Why is it so important?
It is a day when families get together, when children come back home from the other side of the country, when everything stops and closes also in the 24/7 America, but most importantly, it is a day when all Americans and not Americans share the same feast and pronounce their thanks. Christians or Jews, blacks or whites, Europeans or Americans, Thanksgiving Day does not discriminate anyone and make everyone feel a part of the American tradition.
How is it celebrated?
Eating! Families and friends sit together around one big table and enjoy the most typical Thanksgiving dish: a stuffed oven-cooked turkey. Turkeys are huge and therefore the cooking time is very very long. There are some more dishes that cannot miss on a Thanksgiving table such as gravy, mashed potatoes, cranberry sauce, various side dishes and as a desert, a pumpkin pie or a peacan pie.
And not only a turkey!
On the Thanksgiving Day a famous Macy's Parade is held in New York, a must-see event in case you have no cooking plans and you can support low end-of-November temperatures. Besides, Philadelphia is also famous for its parade, taking place in the morning on the Thanksgiving Day and running along the Benjamin Franklin Parkway. Massive floats and balloons, choirs and special guests will amuse Philadelphians for 95th year already!
And not only a turkey and parades!
Less profound perk of the Thanksgiving period are the deals! Right after the Thanksgiving Thursday a Black Friday begins with its mega in-store and online discounts. Actually, you can take advantage of many special offers all week long, avoiding Friday crowds and shopping fever.
Thanksgiving can also be an excuse for a romantic getaway.
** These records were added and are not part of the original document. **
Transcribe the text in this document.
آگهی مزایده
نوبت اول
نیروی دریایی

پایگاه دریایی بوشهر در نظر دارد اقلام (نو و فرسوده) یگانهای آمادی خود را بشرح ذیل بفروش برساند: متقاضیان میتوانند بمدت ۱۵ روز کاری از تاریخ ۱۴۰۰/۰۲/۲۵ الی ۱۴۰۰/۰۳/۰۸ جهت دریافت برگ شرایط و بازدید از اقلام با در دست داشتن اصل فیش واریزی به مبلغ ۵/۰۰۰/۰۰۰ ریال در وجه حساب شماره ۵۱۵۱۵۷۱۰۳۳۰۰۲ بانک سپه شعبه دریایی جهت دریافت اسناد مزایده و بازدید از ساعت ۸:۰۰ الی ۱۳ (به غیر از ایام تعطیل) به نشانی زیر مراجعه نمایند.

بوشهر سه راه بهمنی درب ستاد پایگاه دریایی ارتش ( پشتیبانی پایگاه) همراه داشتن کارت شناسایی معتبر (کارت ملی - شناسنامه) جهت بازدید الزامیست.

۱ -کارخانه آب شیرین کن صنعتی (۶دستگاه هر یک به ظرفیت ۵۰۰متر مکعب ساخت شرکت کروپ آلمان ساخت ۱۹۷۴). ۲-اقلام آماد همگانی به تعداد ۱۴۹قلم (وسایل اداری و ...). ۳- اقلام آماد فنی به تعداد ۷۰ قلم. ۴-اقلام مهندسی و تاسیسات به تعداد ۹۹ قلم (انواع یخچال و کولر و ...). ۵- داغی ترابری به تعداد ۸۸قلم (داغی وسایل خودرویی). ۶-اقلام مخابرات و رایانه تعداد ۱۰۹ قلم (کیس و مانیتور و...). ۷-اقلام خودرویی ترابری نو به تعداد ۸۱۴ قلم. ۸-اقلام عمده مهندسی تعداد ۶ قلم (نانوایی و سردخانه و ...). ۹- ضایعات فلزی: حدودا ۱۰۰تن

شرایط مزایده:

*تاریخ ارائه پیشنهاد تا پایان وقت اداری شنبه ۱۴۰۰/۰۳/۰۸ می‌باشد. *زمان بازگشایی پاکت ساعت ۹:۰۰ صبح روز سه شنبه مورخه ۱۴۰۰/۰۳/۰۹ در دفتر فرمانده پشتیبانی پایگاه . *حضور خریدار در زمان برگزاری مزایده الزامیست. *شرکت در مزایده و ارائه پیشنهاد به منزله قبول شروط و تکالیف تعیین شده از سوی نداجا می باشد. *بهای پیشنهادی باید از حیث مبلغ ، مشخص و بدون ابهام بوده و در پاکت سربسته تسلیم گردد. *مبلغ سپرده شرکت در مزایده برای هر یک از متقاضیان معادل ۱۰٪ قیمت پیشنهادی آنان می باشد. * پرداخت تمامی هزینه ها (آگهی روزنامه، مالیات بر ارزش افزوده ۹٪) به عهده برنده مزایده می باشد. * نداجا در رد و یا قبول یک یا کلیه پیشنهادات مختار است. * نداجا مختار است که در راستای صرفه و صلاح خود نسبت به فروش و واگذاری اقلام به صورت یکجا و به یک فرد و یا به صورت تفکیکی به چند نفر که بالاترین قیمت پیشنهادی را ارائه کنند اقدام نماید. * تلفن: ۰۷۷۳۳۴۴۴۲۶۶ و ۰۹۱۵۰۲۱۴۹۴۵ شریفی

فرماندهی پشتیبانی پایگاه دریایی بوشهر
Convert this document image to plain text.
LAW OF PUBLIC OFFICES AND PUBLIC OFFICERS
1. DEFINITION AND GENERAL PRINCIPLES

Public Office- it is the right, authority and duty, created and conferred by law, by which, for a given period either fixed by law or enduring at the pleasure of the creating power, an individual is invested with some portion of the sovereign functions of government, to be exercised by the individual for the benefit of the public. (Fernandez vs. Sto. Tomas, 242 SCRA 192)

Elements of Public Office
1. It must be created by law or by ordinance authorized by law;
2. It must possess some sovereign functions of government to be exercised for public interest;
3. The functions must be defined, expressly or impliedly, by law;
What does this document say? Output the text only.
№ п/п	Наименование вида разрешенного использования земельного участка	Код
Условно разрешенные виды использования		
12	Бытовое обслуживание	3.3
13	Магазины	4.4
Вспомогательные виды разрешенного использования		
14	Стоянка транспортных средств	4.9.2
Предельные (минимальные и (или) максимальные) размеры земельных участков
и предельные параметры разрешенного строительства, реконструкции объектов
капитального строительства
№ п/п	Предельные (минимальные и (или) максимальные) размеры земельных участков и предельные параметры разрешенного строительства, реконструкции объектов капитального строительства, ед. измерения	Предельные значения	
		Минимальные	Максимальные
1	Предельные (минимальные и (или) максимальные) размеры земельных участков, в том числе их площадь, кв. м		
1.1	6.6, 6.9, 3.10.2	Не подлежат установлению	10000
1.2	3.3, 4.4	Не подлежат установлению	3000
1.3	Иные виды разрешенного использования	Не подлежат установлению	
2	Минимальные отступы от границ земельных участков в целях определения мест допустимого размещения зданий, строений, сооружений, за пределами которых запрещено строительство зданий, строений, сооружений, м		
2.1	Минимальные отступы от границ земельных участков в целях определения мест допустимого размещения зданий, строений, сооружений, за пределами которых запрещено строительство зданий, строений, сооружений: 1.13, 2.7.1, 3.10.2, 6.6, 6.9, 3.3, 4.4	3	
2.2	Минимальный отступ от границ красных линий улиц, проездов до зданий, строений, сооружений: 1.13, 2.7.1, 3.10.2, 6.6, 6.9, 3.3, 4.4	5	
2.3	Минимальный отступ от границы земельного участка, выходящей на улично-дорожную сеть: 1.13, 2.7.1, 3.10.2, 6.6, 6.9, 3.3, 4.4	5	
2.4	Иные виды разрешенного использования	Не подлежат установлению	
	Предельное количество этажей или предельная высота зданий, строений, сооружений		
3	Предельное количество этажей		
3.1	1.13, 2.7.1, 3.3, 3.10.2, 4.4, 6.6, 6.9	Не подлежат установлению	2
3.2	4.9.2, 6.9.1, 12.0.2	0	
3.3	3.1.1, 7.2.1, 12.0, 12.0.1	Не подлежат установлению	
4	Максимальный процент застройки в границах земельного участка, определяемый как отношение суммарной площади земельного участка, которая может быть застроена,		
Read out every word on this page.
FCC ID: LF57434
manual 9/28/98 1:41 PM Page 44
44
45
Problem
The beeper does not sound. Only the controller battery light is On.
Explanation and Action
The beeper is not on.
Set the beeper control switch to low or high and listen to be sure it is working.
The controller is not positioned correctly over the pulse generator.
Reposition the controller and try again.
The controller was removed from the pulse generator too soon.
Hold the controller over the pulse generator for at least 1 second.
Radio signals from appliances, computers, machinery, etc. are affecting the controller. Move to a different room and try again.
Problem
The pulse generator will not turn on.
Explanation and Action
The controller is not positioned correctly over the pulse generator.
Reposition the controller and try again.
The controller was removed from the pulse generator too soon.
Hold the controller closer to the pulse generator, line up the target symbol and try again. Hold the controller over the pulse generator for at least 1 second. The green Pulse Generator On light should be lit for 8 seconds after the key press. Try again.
If you work, you will be happy to enjoy a long holiday weekend and travel to discover some new corner of the US. If you stay in Philly, don't miss a Philadelphia parade or a traditional American Thanksgiving lunch with a turkey, a football match (which is as essential as a turkey. This year get ready for Eagles versus Cowboys!) and many thankful people around.
Don't forget!
Remember the real meaning of the Thanksgiving. Give thanks for what you have, for your loved ones and for all special moments the life is donating you. I think every country should have an extra day in which people stop to reflect and give their thanks.
We are curious about your Thanksgiving traditions. Have you ever done a turkey on your own? How has this feast become a part of your expat life and your new culture? Share your ideas with us and say tell us what you are thankful for.